The first step is just asking the questions, "Does this beer taste good? If I ordered it at a bar and paid $5 for a pint, would I be pissed off?" Sometimes the beer may not be totally what you were anticipating, but still pretty drinkable. That is the real determination of quality, when you finish your beer you should want to have another one, not switch to a different kind or lick a cat butt to get the taste out of your mouth.
Most of the time, the beer you are brewing has been brewed before. This gives you a place to start. If you are trying for an American brown ale, then pickup a brown or two and see how yours compares. They probably won't taste the same but they should be similar enough to say they are in the same class.
Don't sell yourself short. Anybody can produce prison hooch, but anybody can also make commercial quality beer with a big pot and a bucket, you just have to stay sanitized, don't be cheap and control temps. Don't make excuses like: "It's only homebrew," "Toe cheese is my house flavor," or "It'll get me drunk." Hold yourself to a standard.
I have made enough crappy beer to fill a hot tub. To be honest, some of my bad beers were probably better suited as an ass-wash than for drinking. However, I struggle with just dumping beer, so what do you do with the junk?
Age it. Some problems will clear themselves up. Hop bitterness, oak tannins and sharp roastyness will all mellow with age. Occasionally, six months or a year will make a bad beer into a pretty good beer. But like herpes, time will not clear up an infection of bacteria.

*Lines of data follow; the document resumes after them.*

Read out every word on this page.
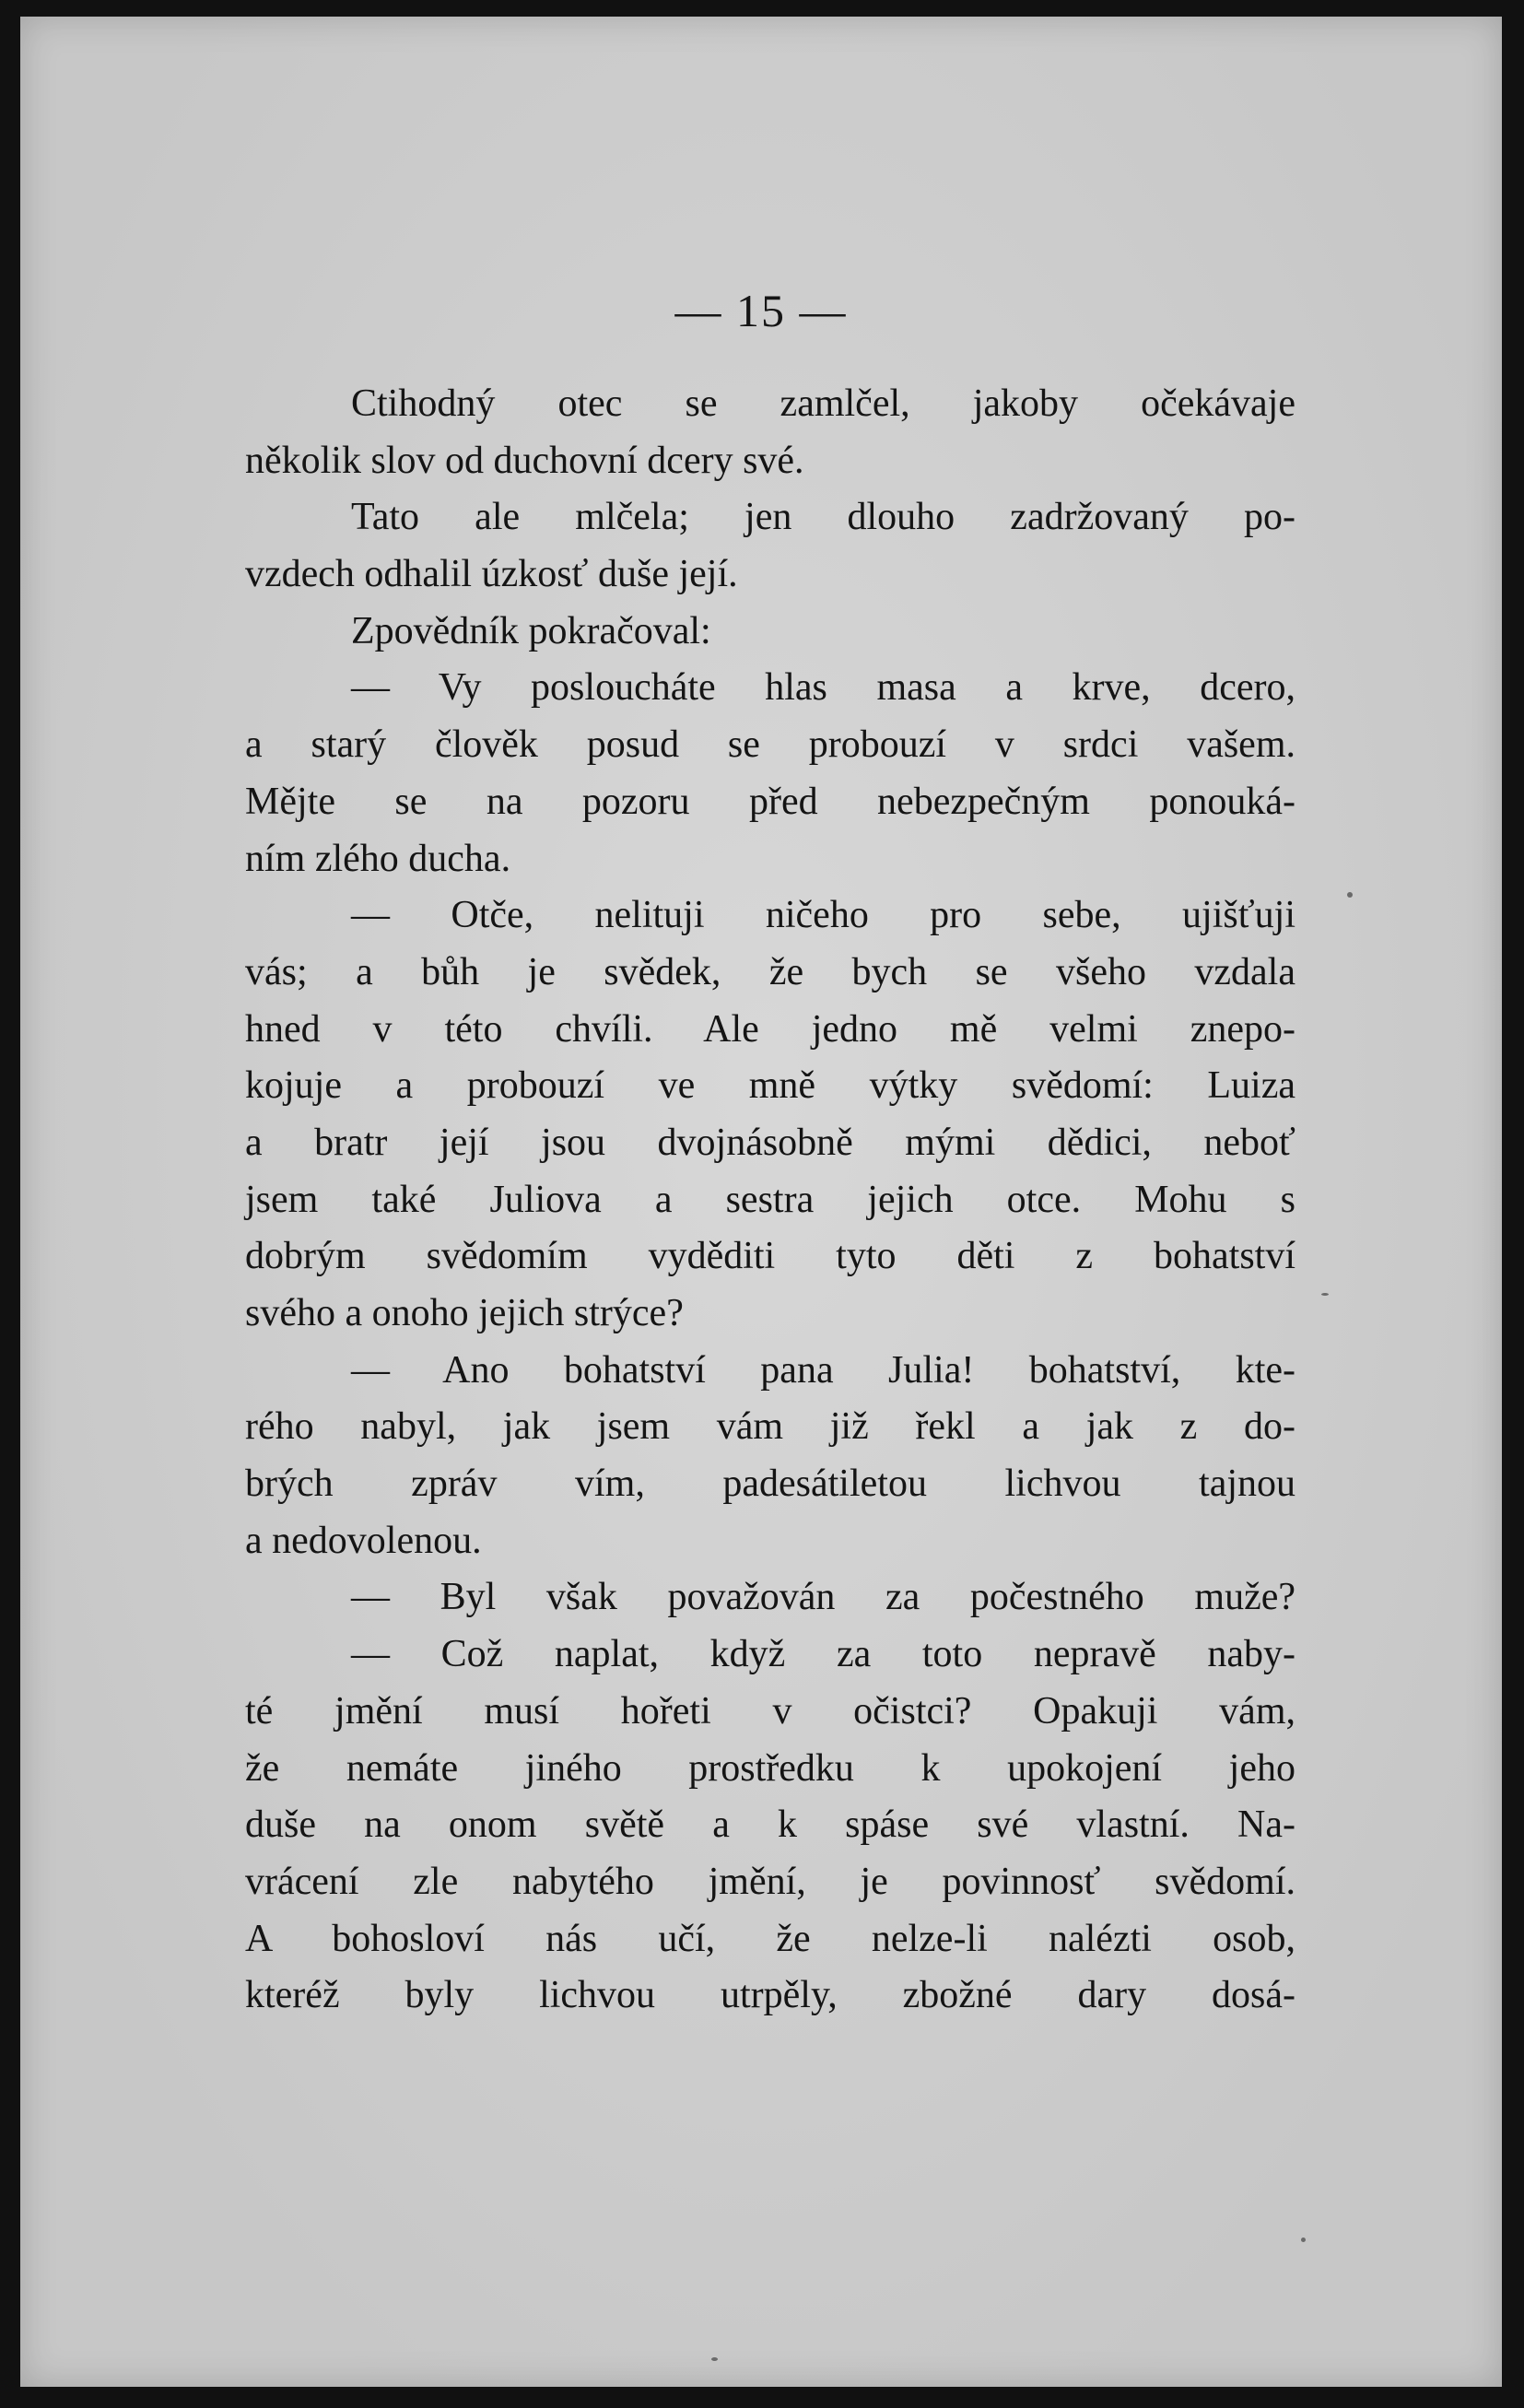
— 15 —
Ctihodný otec se zamlčel, jakoby očekávaje
několik slov od duchovní dcery své.
Tato ale mlčela; jen dlouho zadržovaný po-
vzdech odhalil úzkosť duše její.
Zpovědník pokračoval:
— Vy posloucháte hlas masa a krve, dcero,
a starý člověk posud se probouzí v srdci vašem.
Mějte se na pozoru před nebezpečným ponouká-
ním zlého ducha.
— Otče, nelituji ničeho pro sebe, ujišťuji
vás; a bůh je svědek, že bych se všeho vzdala
hned v této chvíli. Ale jedno mě velmi znepo-
kojuje a probouzí ve mně výtky svědomí: Luiza
a bratr její jsou dvojnásobně mými dědici, neboť
jsem také Juliova a sestra jejich otce. Mohu s
dobrým svědomím vyděditi tyto děti z bohatství
svého a onoho jejich strýce?
— Ano bohatství pana Julia! bohatství, kte-
rého nabyl, jak jsem vám již řekl a jak z do-
brých zpráv vím, padesátiletou lichvou tajnou
a nedovolenou.
— Byl však považován za počestného muže?
— Což naplat, když za toto nepravě naby-
té jmění musí hořeti v očistci? Opakuji vám,
že nemáte jiného prostředku k upokojení jeho
duše na onom světě a k spáse své vlastní. Na-
vrácení zle nabytého jmění, je povinnosť svědomí.
A bohosloví nás učí, že nelze-li nalézti osob,
kteréž byly lichvou utrpěly, zbožné dary dosá-
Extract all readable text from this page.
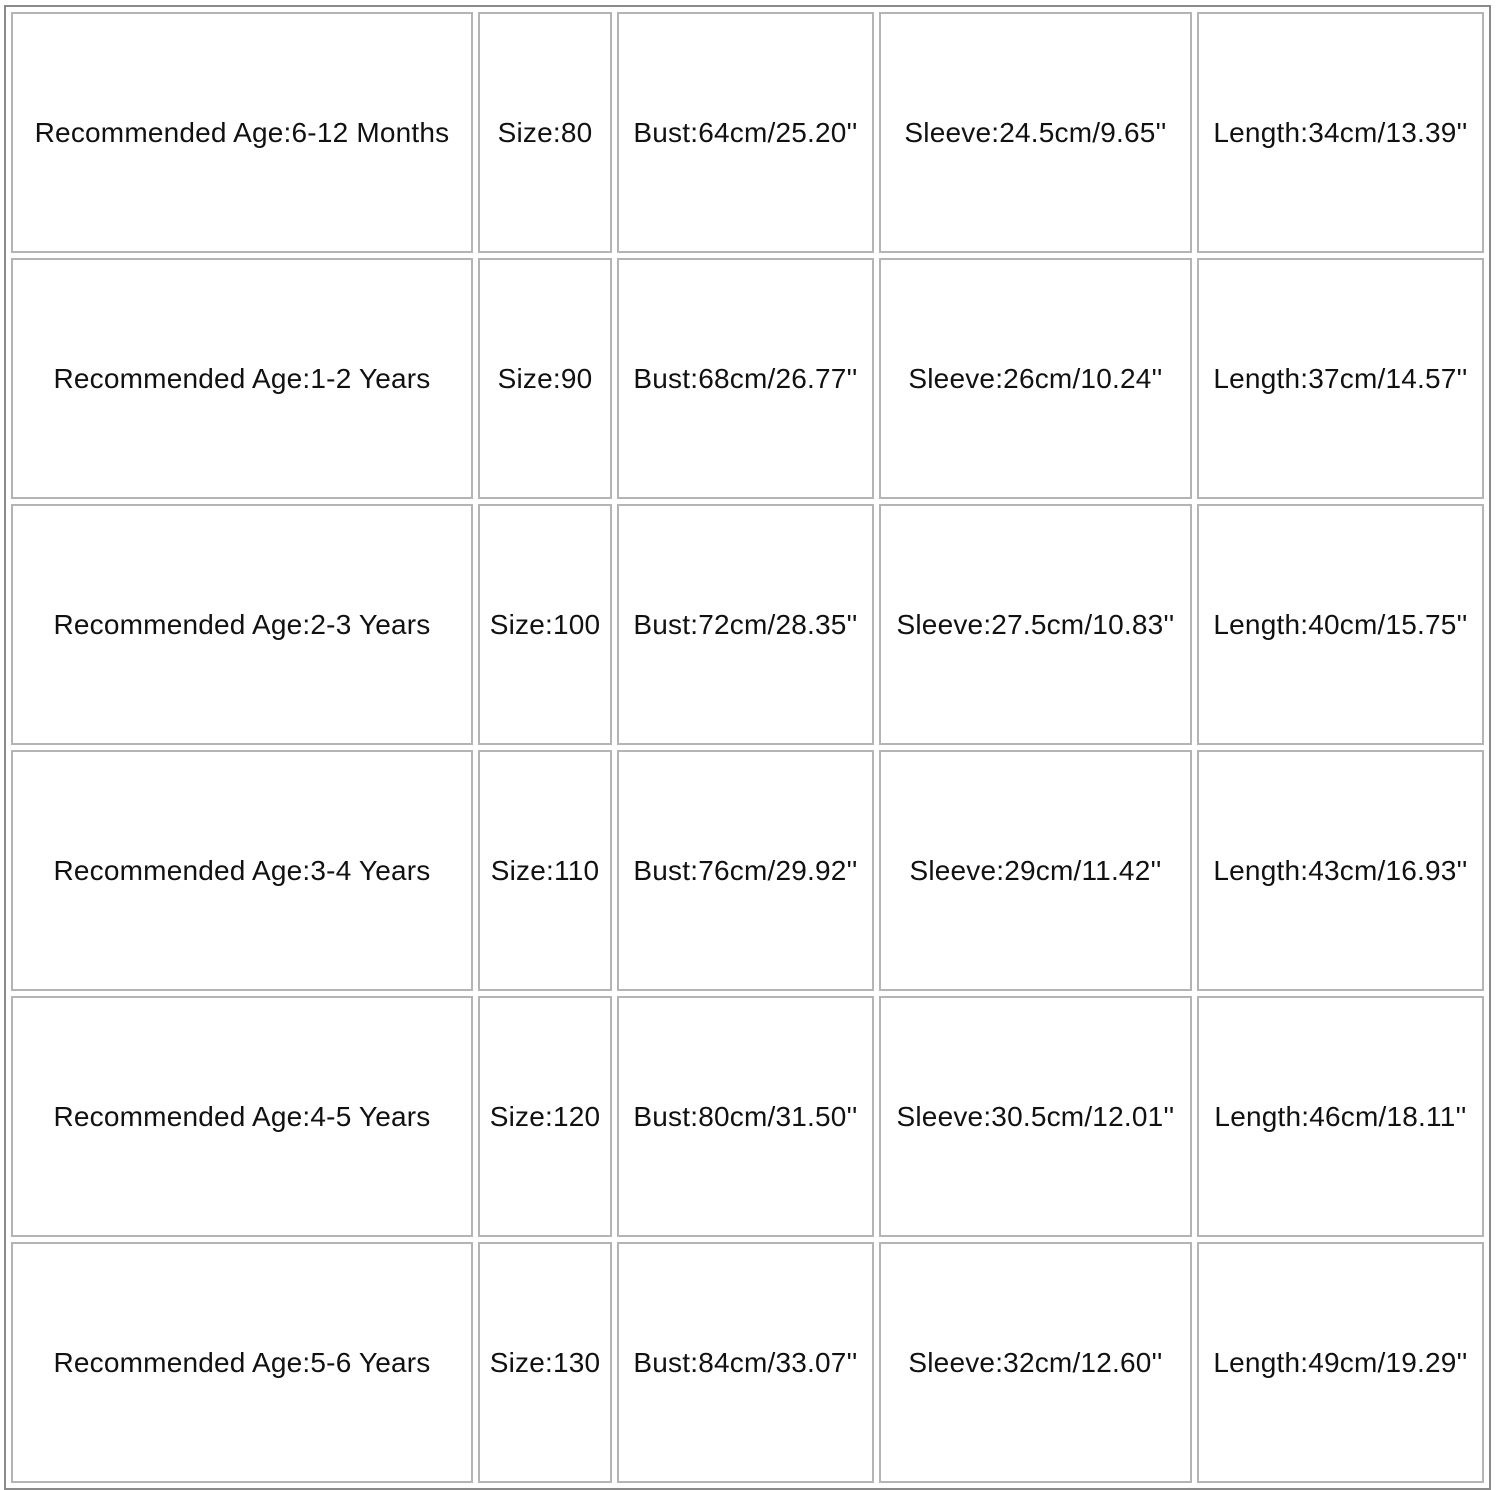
Recommended Age:6-12 Months	Size:80	Bust:64cm/25.20''	Sleeve:24.5cm/9.65''	Length:34cm/13.39''
Recommended Age:1-2 Years	Size:90	Bust:68cm/26.77''	Sleeve:26cm/10.24''	Length:37cm/14.57''
Recommended Age:2-3 Years	Size:100	Bust:72cm/28.35''	Sleeve:27.5cm/10.83''	Length:40cm/15.75''
Recommended Age:3-4 Years	Size:110	Bust:76cm/29.92''	Sleeve:29cm/11.42''	Length:43cm/16.93''
Recommended Age:4-5 Years	Size:120	Bust:80cm/31.50''	Sleeve:30.5cm/12.01''	Length:46cm/18.11''
Recommended Age:5-6 Years	Size:130	Bust:84cm/33.07''	Sleeve:32cm/12.60''	Length:49cm/19.29''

Man up and drink it. Stop being a baby and just choke it down. This is a way to pay for those mistakes. You can drink a couple of good beers and then switch to the bad stuff, put it in a beer bong, or mix it with Sprite. Whatever it takes to put it down.
Give it to goobers. When people find out you are a homebrewer the first thing they always says is, "I want some!" If someone is genuinely interested, and I like them, I will put together a mixed six of quality beers for their enjoyment. However, there is nothing more frustrating than when someone says about an award winning porter, "I didn't like it. It didn't taste anything like Bud Light." Give people like this your junk beer. A Bud Light drinker won't know the difference between a perfectly brewed stout and pond water.
Get feedback. If a beer didn't turn out and you are just not sure why, take it to a homebrew club meeting and ask people to taste it, but warn them it is off. Odds are, you are not the first person to screw something up and you might get advise to help out.
Other uses. Slugs are attracted to beer. So are wasps. You can use it to fertilize the garden or rejuvenate brown spots in the grass.
The bottom line is take pride in your beer and try to only show the world your best efforts. In order to do so, you will need to be critical of your failures but don't get discouraged when a couple of batches go wrong. Just identify how they went wrong and learn from the mistakes.